The dirt is sandy and cool. It’s easy to imagine the altar boys, noticing the pit getting low, carrying a shovel and whistling while they walk past the donkey to get more dirt from the stream banks. On Good Friday, there must be a bucket brigade passing more in. There are special blessings each time the dirt gets refilled, like the pit is some kind of giant battery charger of the sacred, spreading itself out into grains of sand.

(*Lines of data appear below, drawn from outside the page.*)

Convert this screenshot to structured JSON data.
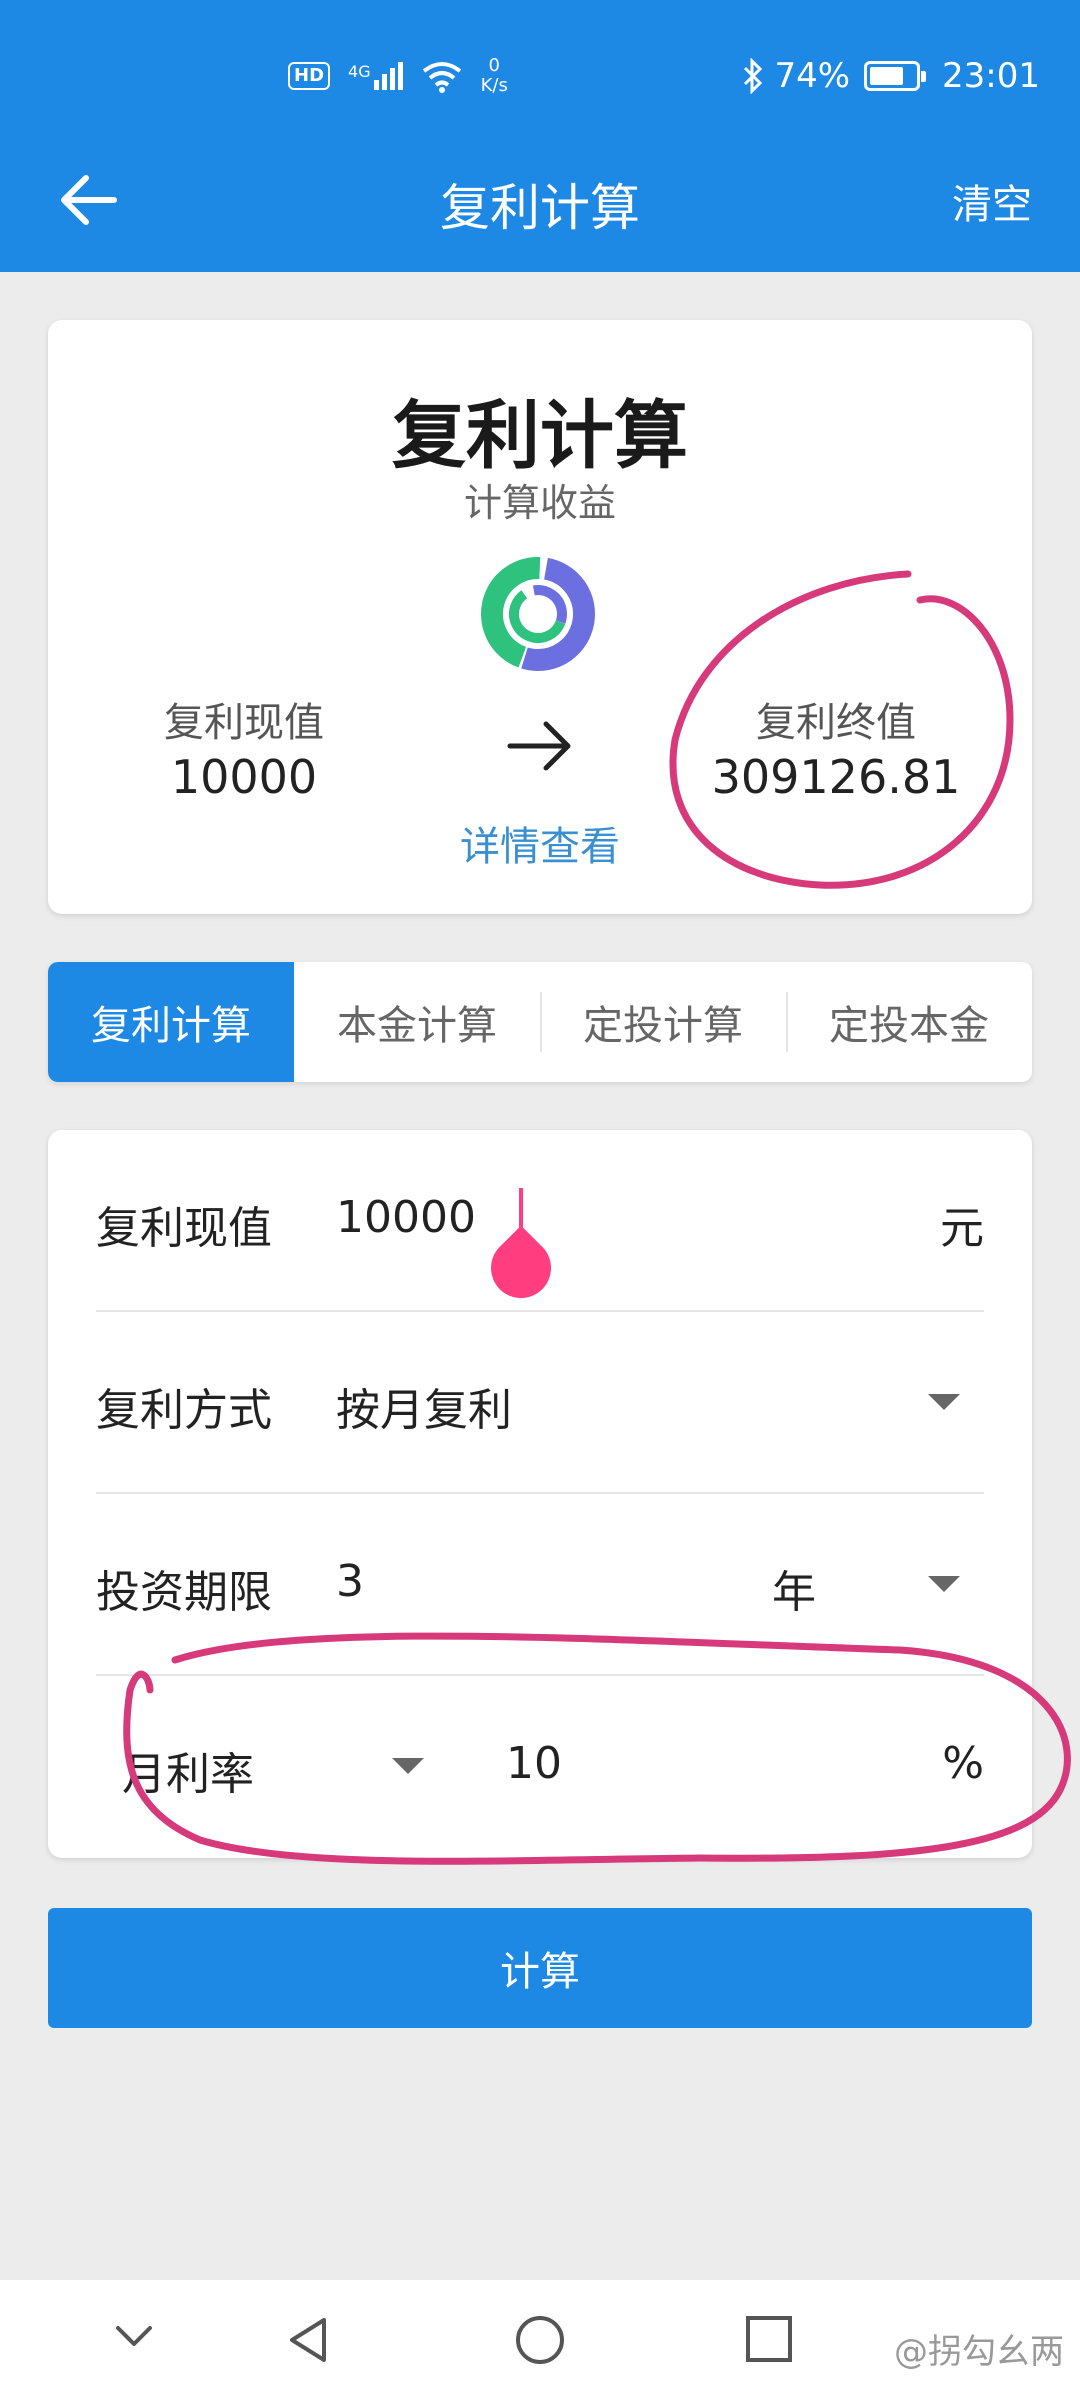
{
  "status_bar": {
    "hd": "HD",
    "network": "4G",
    "speed_value": "0",
    "speed_unit": "K/s",
    "battery_percent": "74%",
    "battery_level": 0.74,
    "time": "23:01"
  },
  "app_bar": {
    "title": "复利计算",
    "clear_label": "清空"
  },
  "summary": {
    "title": "复利计算",
    "subtitle": "计算收益",
    "present_value_label": "复利现值",
    "present_value": "10000",
    "future_value_label": "复利终值",
    "future_value": "309126.81",
    "detail_link": "详情查看"
  },
  "tabs": [
    {
      "label": "复利计算",
      "active": true
    },
    {
      "label": "本金计算",
      "active": false
    },
    {
      "label": "定投计算",
      "active": false
    },
    {
      "label": "定投本金",
      "active": false
    }
  ],
  "form": {
    "present_value": {
      "label": "复利现值",
      "value": "10000",
      "unit": "元"
    },
    "compound_method": {
      "label": "复利方式",
      "value": "按月复利"
    },
    "term": {
      "label": "投资期限",
      "value": "3",
      "unit": "年"
    },
    "rate": {
      "label": "月利率",
      "value": "10",
      "unit": "%"
    }
  },
  "compute_button": "计算",
  "watermark": "@拐勾幺两",
  "colors": {
    "primary": "#1e88e5",
    "link": "#3a8fd0",
    "cursor": "#ff3d7f",
    "annotation": "#d63a7a",
    "donut_green": "#2ec27e",
    "donut_purple": "#6b6fe0"
  }
}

Ladies scoop the dirt into envelopes, Tupperwares, special containers sold under a dizzying selection of rosaries and banned candles at the nearby gift shop. Once they have their dirt, the ladies smile shyly at each other, adjust their shawls, say a final prayer, their mission complete. They’re set until next year, when it will be time to make the journey all over again. It’s a regular part of their lives.

I envy them, deeply. They have what they need, whereas I find myself, yet again, not able to make that leap, find myself where they are.

We get our dirt, packing it in empty film canisters. Months later, it will still be on my desk, and if I pop the container open, I’ll catch the aroma of a perfect day in a perfect place.I may never bring myself to use it. As much as I try, I’m simply not that open to the world yet.

We step out of the church, into the wide open, impossibly huge blue sky, and despite all the roadblocks I put up in front of myself, I feel like Rufus the dog must have: how glorious, glorious the world smells right at this moment.

James and I never were able to figure out when a pilgrimage officially starts, and as we walk back towards the car, crossing a branch stream so small my shoes alone are almost enough to bridge it, he asks me, "When’s a pilgrimage over?" like the fifteen years I’ve spent researching the subject means I have any kind of answer. He should know me better than that.The priest flips the wrong switch on the PA system, blasting enough noise to shake leaves off the cottonwoods, rustle the grass crosses. He looks up, apologetically, turns the electronics over to his assistant.

After a minute, the donkey starts his own sermon again, and I figure that’s a good enough answer to James’ question.